Devotion • November 14

Thursday, November 14, 2024  


Today's Scripture
Romans 15:7–13

Welcome one another, therefore, just as Christ has welcomed you, for the glory of God. For I tell you that Christ has become a servant of the circumcised on behalf of the truth of God in order that he might confirm the promises given to the patriarchs, and in order that the Gentiles might glorify God for his mercy. As it is written, “Therefore I will confess you among the Gentiles, and sing praises to your name”; and again he says, “Rejoice, O Gentiles, with his people”; and again, “Praise the Lord, all you Gentiles, and let all the peoples praise him”; and again Isaiah says, “The root of Jesse shall come, the one who rises to rule the Gentiles; in him the Gentiles shall hope.”

May the God of hope fill you with all joy and peace in believing, so that you may abound in hope by the power of the Holy Spirit. (NRSV)


Reflection

The book of Romans contains Paul’s epistles, addressed to the early Christian congregation in Rome, which was composed predominantly of Gentiles but also of Jews. 

Paul, a devout Jew and Pharisee, was not one of the twelve disciples of Jesus and openly criticized and persecuted followers of Christ, because they strayed from Jewish traditions. It was after Jesus’ death that Paul’s conversion to Christianity happened, on the road to Damascus, when Christ appeared to Paul in a vision. 

It’s after his conversion that Paul becomes the representative of Christ to the Gentiles. 

In Romans 15:7–11, Paul’s instruction focuses upon welcoming them into the fold. 

In Judaism, circumcision was a rite performed on male infants as a sign of the covenant between God and God’s people. In his epistle, Paul is linking the circumcised, or the Jewish followers, with the Gentiles, or the non-Jews, through their acceptance and belief in God’s truth, Jesus the Christ. 

How bold and off-putting a concept that must have been to the Jews and the Gentiles, who, historically, due to their differing religious beliefs and practices, preferred their own company. 

Now they are building the Christian church together? 

Was this notion of working together made more credible somehow since it was prophesied in Isaiah that the descendant of Jesse, who would be Jesus, would build a kingdom on earth that would include the Gentiles? 

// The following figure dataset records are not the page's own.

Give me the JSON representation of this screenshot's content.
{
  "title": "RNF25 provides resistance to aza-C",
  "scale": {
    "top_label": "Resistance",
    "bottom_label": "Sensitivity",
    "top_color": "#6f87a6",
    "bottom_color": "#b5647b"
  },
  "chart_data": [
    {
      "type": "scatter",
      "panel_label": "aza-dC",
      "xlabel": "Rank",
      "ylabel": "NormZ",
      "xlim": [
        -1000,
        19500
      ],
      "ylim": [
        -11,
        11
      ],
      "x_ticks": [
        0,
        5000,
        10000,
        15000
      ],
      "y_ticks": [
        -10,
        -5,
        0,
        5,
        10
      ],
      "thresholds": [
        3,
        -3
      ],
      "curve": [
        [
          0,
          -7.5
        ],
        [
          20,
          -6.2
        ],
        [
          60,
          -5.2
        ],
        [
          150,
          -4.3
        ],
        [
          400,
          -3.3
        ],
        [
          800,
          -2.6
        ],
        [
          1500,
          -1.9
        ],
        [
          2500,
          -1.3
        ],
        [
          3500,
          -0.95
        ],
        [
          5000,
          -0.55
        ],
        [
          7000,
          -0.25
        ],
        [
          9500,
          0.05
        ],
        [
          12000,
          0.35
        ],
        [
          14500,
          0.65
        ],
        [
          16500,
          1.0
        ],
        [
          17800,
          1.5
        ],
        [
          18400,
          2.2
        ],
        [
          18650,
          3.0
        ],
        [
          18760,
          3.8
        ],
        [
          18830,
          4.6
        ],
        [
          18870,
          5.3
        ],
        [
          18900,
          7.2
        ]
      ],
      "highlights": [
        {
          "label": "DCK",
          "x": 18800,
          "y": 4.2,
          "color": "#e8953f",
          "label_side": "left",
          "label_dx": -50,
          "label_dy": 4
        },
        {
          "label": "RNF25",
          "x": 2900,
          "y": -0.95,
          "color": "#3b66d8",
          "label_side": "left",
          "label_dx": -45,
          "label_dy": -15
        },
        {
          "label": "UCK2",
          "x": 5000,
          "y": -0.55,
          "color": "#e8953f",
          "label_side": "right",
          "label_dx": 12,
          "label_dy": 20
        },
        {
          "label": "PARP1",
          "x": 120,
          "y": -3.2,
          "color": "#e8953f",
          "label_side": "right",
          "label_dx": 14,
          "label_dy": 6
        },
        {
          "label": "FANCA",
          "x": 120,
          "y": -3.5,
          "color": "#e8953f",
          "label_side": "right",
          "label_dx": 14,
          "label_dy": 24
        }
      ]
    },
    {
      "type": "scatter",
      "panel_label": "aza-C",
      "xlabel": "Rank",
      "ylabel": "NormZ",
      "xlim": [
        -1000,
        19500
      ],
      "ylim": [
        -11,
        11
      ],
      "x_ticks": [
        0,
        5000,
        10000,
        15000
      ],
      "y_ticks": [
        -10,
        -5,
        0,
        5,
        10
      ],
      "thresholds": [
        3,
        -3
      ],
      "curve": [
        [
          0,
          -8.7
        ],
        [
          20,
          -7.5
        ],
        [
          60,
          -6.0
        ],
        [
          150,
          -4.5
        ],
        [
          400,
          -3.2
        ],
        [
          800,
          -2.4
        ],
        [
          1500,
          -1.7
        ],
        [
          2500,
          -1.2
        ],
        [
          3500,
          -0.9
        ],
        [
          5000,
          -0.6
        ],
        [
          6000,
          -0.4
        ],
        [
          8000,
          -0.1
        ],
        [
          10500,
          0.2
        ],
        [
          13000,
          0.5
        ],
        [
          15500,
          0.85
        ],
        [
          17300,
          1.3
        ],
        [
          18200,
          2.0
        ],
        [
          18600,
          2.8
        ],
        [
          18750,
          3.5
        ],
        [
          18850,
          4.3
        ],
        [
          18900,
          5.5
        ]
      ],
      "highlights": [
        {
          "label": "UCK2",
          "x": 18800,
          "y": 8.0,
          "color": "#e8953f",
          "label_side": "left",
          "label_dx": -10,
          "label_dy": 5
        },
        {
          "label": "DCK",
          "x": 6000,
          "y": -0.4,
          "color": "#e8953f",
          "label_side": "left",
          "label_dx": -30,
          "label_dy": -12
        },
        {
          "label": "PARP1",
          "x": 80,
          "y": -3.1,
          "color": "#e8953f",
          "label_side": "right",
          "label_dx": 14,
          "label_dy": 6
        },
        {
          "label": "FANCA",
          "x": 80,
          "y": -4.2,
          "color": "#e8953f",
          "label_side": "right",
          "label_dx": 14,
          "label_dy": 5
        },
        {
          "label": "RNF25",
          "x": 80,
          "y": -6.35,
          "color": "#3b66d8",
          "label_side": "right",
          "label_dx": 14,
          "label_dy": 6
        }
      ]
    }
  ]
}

In the twenty-first century, aren’t we still alienated by our differences, which hinder our capacity for finding common ground? 

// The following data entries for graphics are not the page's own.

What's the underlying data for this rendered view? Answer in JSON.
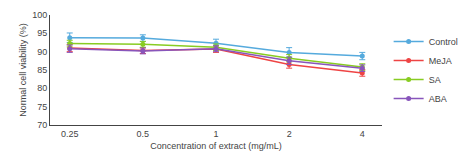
{
  "chart_data": {
    "type": "line",
    "xlabel": "Concentration of extract (mg/mL)",
    "ylabel": "Normal cell viability (%)",
    "categories": [
      "0.25",
      "0.5",
      "1",
      "2",
      "4"
    ],
    "series": [
      {
        "name": "Control",
        "color": "#55aadd",
        "values": [
          93.8,
          93.7,
          92.3,
          89.8,
          88.8
        ],
        "errors": [
          1.3,
          0.9,
          1.1,
          1.3,
          1.0
        ]
      },
      {
        "name": "MeJA",
        "color": "#ee4444",
        "values": [
          91.0,
          90.3,
          90.7,
          86.5,
          84.2
        ],
        "errors": [
          1.0,
          0.8,
          0.9,
          1.0,
          0.9
        ]
      },
      {
        "name": "SA",
        "color": "#88cc22",
        "values": [
          92.2,
          92.0,
          91.2,
          88.2,
          85.8
        ],
        "errors": [
          0.9,
          0.8,
          0.9,
          1.0,
          0.9
        ]
      },
      {
        "name": "ABA",
        "color": "#8855bb",
        "values": [
          90.8,
          90.2,
          90.8,
          87.5,
          85.5
        ],
        "errors": [
          1.0,
          0.8,
          0.8,
          1.0,
          0.9
        ]
      }
    ],
    "ylim": [
      70,
      100
    ],
    "yticks": [
      70,
      75,
      80,
      85,
      90,
      95,
      100
    ],
    "marker": "circle",
    "line_style": "solid",
    "grid": false,
    "legend": "right"
  }
}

Did those early Christians have a sense of the magnitude of what they were going to build together, in accordance with God’s plan? 

Do we modern-day Christians lose sight of the fact that we’re still kingdom-building and still part of God’s plan? 

Finally, Paul tells us that hope lives in the work of the Holy Spirit.

Spirit of the living God, fall afresh on me. 


Prayer
Holy God, open my eyes to others and renew my spirit. Bless my work to your glory, and sustain my hope, so that I may become an instrument of your kingdom-building here on earth. Amen.